From beating away the devil to a status-symbol - The evolution of shoes
PUBLISHED: 10:37 24 March 2018 | UPDATED: 13:25 24 March 2018
An exhibition dedicated to shoes explores the changing role of British footwear, from functionality to beating away the devil.
The Lynn Museum’s Shoes! exhibition includes footwear from the Medieval Period to the present day, chronicling the expressive and status symbol-like role they have played in peoples lives.
One of the earliest shoes found in King’s Lynn dates back to 1250. The town’s low-lying lands proved essential in the preservation of waterlogged shoe leather. During the 1960s, large areas of Lynn were excavated and archeologists came across more than 400 shoe soles and leather scraps from cobbling, including one cobbler’s bench where Marks & Spencer stands today.
During the Middle Ages, old, worn-out shoes were kept hidden in a building in various places, such as in chimneys, doorways and windows. This was thought to bring good luck into the household and ward away evil spirits. Medieval saints used shoes to beat off the devil, and this association is still prevalent in some Middle Eastern countries, where showing the soles of your shoes is a sign of disrespect. Throwing your shoe is even worse - as former US president George Bush would know, when in 2008 he dodged two shoes being flung at him by an Iraqi journalist.
Between the 17th and 19th century, womens shoes that were intricately designed and made with silk and brocade were handed down through generations as heirlooms. These decorative shoes were made to be worn on the odd occasion, but they were admired for their craftsmanship and showed off wealth.
These green commemorative slippers were made in Swaffham in 1885 to mark the opening of the Suez Canal by Prime Minister Benjamin Disraeli. The immaculate shoes are decorated with glass beads and were made for remembrance rather than to be worn.
First World War
At the outbreak of war, shoes were made to be more practical but new designs began to emerge to aid soldiers in battle. Military leather boots included studded soles, steel toecaps and heels.
With the discovery of Tutankhamun’s tomb in 1922 came a craze which gripped the world - Egyptomania. Fashion for women began to change dramatically around this time - hemlines got shorter and clothing got bolder, and so with the renewed interest in Egyptian history fashion designers took advantage of this trend. Old newspaper clippings show Buntings department store in Swaffham and Hunstanton sold Egyptian-style clothing and shoes, which were mass-produced in factories following developments in machinery during the First World War.
The High Street
During the 1930s, the look of the High Street began to change. Department stores such as Marks & Spencer and Burtons set up shop in King’s Lynn town, and the Catleughs of Lynn had stores in Norfolk Street and Broad Street. These stores encompassed all of a retailers needs - where clothing, shoes and other garments could be purchased in one place. During this decade, the most fashionable trend for men were two-toned shoes.
Second World War
As women joined the war effort in the 1940s, shoes were being produced on a mass scale. Resourceful designers would use crocodile and snake skin as an alternative to calf leather. Womens shoes were made more functional as many were working in fields and factories. It was around this period when ration cards were handed out to residents from King’s Lynn Town Hall. People were giving 66 coupons for clothing each year until rationing stopped in 1949.

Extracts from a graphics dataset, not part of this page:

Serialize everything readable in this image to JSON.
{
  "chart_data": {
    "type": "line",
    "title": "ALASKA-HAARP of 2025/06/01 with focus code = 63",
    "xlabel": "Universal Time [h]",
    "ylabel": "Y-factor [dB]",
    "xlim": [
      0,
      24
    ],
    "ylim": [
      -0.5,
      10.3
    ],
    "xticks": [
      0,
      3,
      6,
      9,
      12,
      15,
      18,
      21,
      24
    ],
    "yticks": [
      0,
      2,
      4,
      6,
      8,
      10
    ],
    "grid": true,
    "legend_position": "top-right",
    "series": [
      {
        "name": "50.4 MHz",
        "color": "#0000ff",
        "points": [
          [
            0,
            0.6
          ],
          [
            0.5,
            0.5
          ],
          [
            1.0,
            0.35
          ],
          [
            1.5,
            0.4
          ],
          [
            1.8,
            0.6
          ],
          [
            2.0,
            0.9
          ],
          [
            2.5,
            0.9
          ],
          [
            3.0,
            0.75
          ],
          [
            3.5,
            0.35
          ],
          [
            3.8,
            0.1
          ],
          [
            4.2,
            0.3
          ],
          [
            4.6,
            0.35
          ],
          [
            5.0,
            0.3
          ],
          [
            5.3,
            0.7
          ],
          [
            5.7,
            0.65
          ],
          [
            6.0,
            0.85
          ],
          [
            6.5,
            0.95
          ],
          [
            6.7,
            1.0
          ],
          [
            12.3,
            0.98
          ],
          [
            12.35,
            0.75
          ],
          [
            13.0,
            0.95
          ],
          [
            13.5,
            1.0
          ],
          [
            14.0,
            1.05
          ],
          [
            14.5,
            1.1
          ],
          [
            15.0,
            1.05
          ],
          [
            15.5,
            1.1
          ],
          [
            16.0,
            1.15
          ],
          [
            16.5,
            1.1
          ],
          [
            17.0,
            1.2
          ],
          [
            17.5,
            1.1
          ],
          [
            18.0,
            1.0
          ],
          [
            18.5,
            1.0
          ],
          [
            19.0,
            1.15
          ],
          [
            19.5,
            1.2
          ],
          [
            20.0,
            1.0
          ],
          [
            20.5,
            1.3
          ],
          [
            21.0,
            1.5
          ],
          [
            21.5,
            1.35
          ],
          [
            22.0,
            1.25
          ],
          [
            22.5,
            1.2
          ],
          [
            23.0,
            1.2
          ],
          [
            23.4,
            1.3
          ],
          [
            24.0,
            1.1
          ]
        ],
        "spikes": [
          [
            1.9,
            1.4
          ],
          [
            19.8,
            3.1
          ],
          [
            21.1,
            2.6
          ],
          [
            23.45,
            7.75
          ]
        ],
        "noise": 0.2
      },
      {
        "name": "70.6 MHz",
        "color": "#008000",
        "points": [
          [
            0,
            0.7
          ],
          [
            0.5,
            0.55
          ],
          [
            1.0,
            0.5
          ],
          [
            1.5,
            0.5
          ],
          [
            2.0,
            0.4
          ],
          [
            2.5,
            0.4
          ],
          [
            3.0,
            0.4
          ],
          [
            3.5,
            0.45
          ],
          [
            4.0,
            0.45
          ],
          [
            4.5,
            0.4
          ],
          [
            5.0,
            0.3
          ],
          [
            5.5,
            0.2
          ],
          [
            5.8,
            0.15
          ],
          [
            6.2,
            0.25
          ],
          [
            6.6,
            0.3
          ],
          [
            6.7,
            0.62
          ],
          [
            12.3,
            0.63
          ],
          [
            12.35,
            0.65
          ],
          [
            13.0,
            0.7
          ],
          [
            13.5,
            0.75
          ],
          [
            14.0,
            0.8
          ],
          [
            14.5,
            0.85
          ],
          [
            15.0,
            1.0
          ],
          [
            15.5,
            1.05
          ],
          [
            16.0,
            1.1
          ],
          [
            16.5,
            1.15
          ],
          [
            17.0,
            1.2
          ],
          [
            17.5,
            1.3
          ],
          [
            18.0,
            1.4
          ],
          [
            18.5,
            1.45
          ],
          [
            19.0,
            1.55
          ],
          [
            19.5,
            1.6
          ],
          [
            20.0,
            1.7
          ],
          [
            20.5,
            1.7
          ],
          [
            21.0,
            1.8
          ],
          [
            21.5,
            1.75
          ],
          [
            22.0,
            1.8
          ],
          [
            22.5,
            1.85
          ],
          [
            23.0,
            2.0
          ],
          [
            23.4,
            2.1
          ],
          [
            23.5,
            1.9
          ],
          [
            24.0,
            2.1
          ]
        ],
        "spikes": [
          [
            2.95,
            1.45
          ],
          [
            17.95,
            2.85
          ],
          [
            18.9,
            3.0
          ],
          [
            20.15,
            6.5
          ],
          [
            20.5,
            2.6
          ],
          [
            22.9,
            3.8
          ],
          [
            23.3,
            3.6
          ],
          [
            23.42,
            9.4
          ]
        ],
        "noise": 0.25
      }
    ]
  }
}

In the 1950s, younger people had more disposable income and so fashion began to change to capture the younger market. It was the era of thick-soled creepers and Teddy Boy shoes. For women, the stiletto heel became a hot trend, named as such for its resemblance to a dagger with a needle-like pointed blade.
Nancy Sinatra’s These Boots Are Made For Walking, released in 1966, boosted the sales of Go-Go boots - low-heeled, mid-calf leather boots which came in a variety of colours, with white being the most popular. Whiskey a Go Go, the go-to venue for 60s rock stars in Hollywood, found its way to King’s Lynn. The Italian milk bar in Broad Street was a hotspot for hotshots, with many other bars opening in London.
A platform for shoes
The 1970s was the disco era and fashion no longer had any rules. Platform shoes - with thick soles and thick heels - were not just limited to women but became a must-have for men following the commercial success of Saturday Night Fever. The movie is best remembered for John Travolta’s whacky dance moves and eccentric shoes to match.
The digital revolution has transformed the purpose of a shoe and what it can do for wearers. Using cutting-edge technology, footwear can be fitted with sensors to relay information to a person’s smartphone, and some sports brands are using 3D printing to custom-make shoes for the individual.